Forward priced corn from $2.25 to $2.44 for fall or January delivery. Forward priced 10% of his bean crop at $5.
Planned to have 60% of his corn forward priced but exceeded yield expectations by 30 bu/acre. Averaged $2.18 on corn sales. LDP on beans ranged from $1.05 to $1.28/bu; sold from $4.20 to $4.65.
Karr plans to sit tight on his 2002 beans but has forward priced 10% of his corn for December delivery at $2.15. He contracted 25% of his corn to be sold by Top Flight Grain, which has a marketing pool of 2 million bu.
“Our local advisors are saying that the board could go up to $2.35-2.40, depending on the basis,” Karr says. “The basis here is about 20¢, which means I'm going to sell a lot of corn at $2.20 if I get the chance.”

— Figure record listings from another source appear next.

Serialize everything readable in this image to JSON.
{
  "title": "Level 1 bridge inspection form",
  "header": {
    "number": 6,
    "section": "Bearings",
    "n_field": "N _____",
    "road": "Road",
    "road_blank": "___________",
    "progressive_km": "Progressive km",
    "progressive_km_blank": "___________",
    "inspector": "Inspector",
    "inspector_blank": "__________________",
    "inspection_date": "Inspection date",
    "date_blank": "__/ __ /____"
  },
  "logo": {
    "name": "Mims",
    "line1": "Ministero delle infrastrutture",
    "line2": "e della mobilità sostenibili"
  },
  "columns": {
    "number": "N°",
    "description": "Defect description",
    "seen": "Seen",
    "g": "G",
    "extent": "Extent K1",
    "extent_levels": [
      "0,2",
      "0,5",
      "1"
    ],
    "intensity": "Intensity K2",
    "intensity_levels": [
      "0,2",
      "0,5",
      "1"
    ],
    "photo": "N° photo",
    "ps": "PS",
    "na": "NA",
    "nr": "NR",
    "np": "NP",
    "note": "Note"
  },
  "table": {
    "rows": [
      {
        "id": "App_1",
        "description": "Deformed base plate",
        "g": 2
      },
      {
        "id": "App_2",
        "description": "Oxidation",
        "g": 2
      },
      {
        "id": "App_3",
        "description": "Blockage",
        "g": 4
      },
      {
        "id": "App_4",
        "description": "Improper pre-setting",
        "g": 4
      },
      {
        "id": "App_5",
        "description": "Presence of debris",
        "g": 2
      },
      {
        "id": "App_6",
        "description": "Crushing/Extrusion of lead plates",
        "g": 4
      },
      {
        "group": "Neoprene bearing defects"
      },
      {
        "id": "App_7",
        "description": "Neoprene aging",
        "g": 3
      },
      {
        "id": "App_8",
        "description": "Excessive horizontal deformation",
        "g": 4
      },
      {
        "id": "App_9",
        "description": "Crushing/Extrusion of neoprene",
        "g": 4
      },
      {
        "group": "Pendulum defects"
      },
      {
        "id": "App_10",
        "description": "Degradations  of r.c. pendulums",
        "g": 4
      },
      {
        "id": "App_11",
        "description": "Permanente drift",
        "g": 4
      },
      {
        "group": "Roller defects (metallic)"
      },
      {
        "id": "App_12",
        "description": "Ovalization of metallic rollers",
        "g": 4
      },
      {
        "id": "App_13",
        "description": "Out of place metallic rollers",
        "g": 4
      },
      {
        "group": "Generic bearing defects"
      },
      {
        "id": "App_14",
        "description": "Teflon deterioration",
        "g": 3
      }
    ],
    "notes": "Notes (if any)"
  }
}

Karr has sold 10,000 bu of corn for fall 2003 at $2.27.
Dennis Stephen, Williamsport, IN. Farms with his three sons, Travis, Mark and Aaron. The family increased its operation from 12,000 acres to about 14,000 acres. They own 5,000, crop share 3,000 and cash rent the balance. They plant a 30-30-40 ratio of corn, food-grade corn and beans, and can store 700,000 bu.
Hedged half the beans at $5.61/bu. Made cash sales at $2.80 and $2.90 for 160,000 bu of food-grade corn and hedged corn at $2.50, $2.60 and $2.70.
With a December basis contract, a $5.61 hedge and LDP, average price was just over $6/bu for beans. With a bumper corn crop, 200,000 bu of unhedged corn were placed in a $2.20 July futures contract. Hedges ranged from $2.70 to $2.40.
Stephen has about ⅔ of his corn crop hedged. He entered $2.64-2.70 hedges last year and has hedged this year for $2.34.
For beans, he hedged 40,000 bu at $5.61 last year. He's playing an option spread with 100,000 bu, writing a $5.20 call and buying a $4.40 put.
“If beans go to $3.90, I'll pick up 50¢/bu on my put,” he says. “The government guarantees me $5.40. I can take my LDP, take the money on my option and then I've possibly got $6 beans.”
Stephen has hedged about one-third of his corn crop at $2.54.